5. dju zur Räumung der Liebigstraße 34: Massive Einschränkungen der Pressefreiheit durch die Polizei
(dju.verdi.de, Renate Gensch)
Im Zusammenhang mit der Räumung der Liebigstraße 34 in Berlin erhebt die Deutsche Journalistinnen- und Journalisten-Union schwere Vorwürfe gegen die Polizei: “Bei den Protesten wurden etwa 20 Journalist/inn/en geschubst, geschlagen, eingeschüchtert und ihnen gedroht, Speichermedien oder Kamera zu beschlagnahmen. Besonders eklatant ist die über 40 Stunden andauernde Einrichtung der Roten Zone im näheren Umfeld der Liebig34, in der faktisch die Bürgerrechte und Pressefreiheit ausgesetzt waren.” Wie die “Süddeutsche Zeitung” berichtet, weist die Polizei die Vorwürfe zurück: “Die Pressefreiheit war gewährleistet. Für Dutzende Journalisten war ein extra gesicherter Bereich in Sichtweite des Hauses eingerichtet, in dem sie sich frei bewegen konnten”.

6. Bußgeld gegen Regionalsender
(sueddeutsche.de, Aurelie von Blazekovic)
Die Landesanstalt für Kommunikation Baden-Württemberg (LFK) sieht es als erwiesen an, dass der private Fernsehsender L-TV Sendezeit an die Corona-Leugner-Initiative “Querdenken 711” verkauft hat. Wegen des Verbots von politischer Werbung hat die Anstalt ein Bußgeld in Höhe von insgesamt 65.000 Euro gegen den Sender festgesetzt. Die LFK schreibt dazu in einer Pressemitteilung: “Aufgabe der Rundfunkveranstalter ist es, journalistisch-redaktionell zu berichten und dabei auch über abweichende, unbequeme Meinungen zu informieren und das Geschehen einzuordnen. Davon zu unterscheiden ist, wenn gegen Bezahlung Sendezeit zur Verfügung gestellt und damit eine reine Werbefläche für die politische Position einzelner gesellschaftlicher Gruppierungen geschaffen wird.” Nach Informationen der “Süddeutschen Zeitung” wolle der Geschäftsführer des Senders den Bescheid akzeptieren.

Über den Versuch, falsche Behauptungen über “Querdenken” korrigieren zu lassen

Ein Gastbeitrag von Jakob Buhre, freier Autor unter anderem bei “der Freitag” und Betreiber von “Planet Interview”

Haben die Initiatoren von “Querdenken” ein Recht darauf, dass man über sie korrekt berichtet?

“Absolut.

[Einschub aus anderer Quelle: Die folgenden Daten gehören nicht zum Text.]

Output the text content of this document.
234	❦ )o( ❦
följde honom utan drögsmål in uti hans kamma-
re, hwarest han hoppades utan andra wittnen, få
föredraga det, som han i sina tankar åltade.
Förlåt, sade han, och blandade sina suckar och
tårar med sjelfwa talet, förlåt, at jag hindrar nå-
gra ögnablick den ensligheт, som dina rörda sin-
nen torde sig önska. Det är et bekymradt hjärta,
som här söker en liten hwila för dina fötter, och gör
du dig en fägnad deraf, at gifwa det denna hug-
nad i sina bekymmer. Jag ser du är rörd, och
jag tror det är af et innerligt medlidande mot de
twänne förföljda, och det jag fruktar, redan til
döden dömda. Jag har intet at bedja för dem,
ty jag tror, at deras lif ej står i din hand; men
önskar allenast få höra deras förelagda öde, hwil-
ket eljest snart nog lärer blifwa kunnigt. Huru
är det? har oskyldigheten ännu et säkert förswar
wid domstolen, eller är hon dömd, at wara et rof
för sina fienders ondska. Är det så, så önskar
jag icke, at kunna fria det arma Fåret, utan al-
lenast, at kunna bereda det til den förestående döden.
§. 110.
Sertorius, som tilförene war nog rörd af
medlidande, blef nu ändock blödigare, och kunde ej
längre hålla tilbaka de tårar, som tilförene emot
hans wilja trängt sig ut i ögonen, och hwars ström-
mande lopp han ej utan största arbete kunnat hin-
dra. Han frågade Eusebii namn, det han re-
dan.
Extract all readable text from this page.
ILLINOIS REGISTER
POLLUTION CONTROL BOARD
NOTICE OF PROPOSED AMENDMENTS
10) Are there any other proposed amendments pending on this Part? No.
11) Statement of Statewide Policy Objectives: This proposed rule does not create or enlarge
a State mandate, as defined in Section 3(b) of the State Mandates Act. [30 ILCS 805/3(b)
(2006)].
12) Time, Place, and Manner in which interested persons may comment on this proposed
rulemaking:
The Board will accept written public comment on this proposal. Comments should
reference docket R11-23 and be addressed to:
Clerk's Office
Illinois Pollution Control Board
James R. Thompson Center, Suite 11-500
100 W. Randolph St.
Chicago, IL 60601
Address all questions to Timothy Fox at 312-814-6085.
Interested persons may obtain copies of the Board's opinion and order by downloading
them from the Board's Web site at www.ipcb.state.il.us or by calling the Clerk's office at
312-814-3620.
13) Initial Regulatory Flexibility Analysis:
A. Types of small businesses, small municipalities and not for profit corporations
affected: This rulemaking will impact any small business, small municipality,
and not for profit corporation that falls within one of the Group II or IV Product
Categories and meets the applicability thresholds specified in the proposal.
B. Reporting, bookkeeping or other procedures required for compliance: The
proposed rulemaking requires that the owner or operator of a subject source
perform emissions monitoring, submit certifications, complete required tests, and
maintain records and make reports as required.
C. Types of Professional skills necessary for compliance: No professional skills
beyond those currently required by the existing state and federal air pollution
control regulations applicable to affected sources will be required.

Das finde ich extrem wichtig”, sagte mir dazu kürzlich David Schraven von “Correctiv”. Die Frage ist natürlich rhetorisch und man möchte meinen, die Antwort darauf sei selbstverständlich. Doch dem ist nicht ganz so. Das zumindest habe ich gelernt, als ich in den vergangenen vier Wochen “Spiegel”, “Zeit Online” und auch tagesschau.de hinterhergelaufen bin, um die Redaktionen auf ein falsches Narrativ in ihrer Berichterstattung aufmerksam zu machen.

Konkret geht es um folgende Behauptung: Die Initiative “Querdenken 711”, die hinter zahlreichen Protesten gegen die Corona-Maßnahmen der Regierung steckt, habe sich vor und während der Berliner Demonstration vom 29. August nicht von gewalttätigen beziehungsweise rechtsextremem Demonstranten distanziert.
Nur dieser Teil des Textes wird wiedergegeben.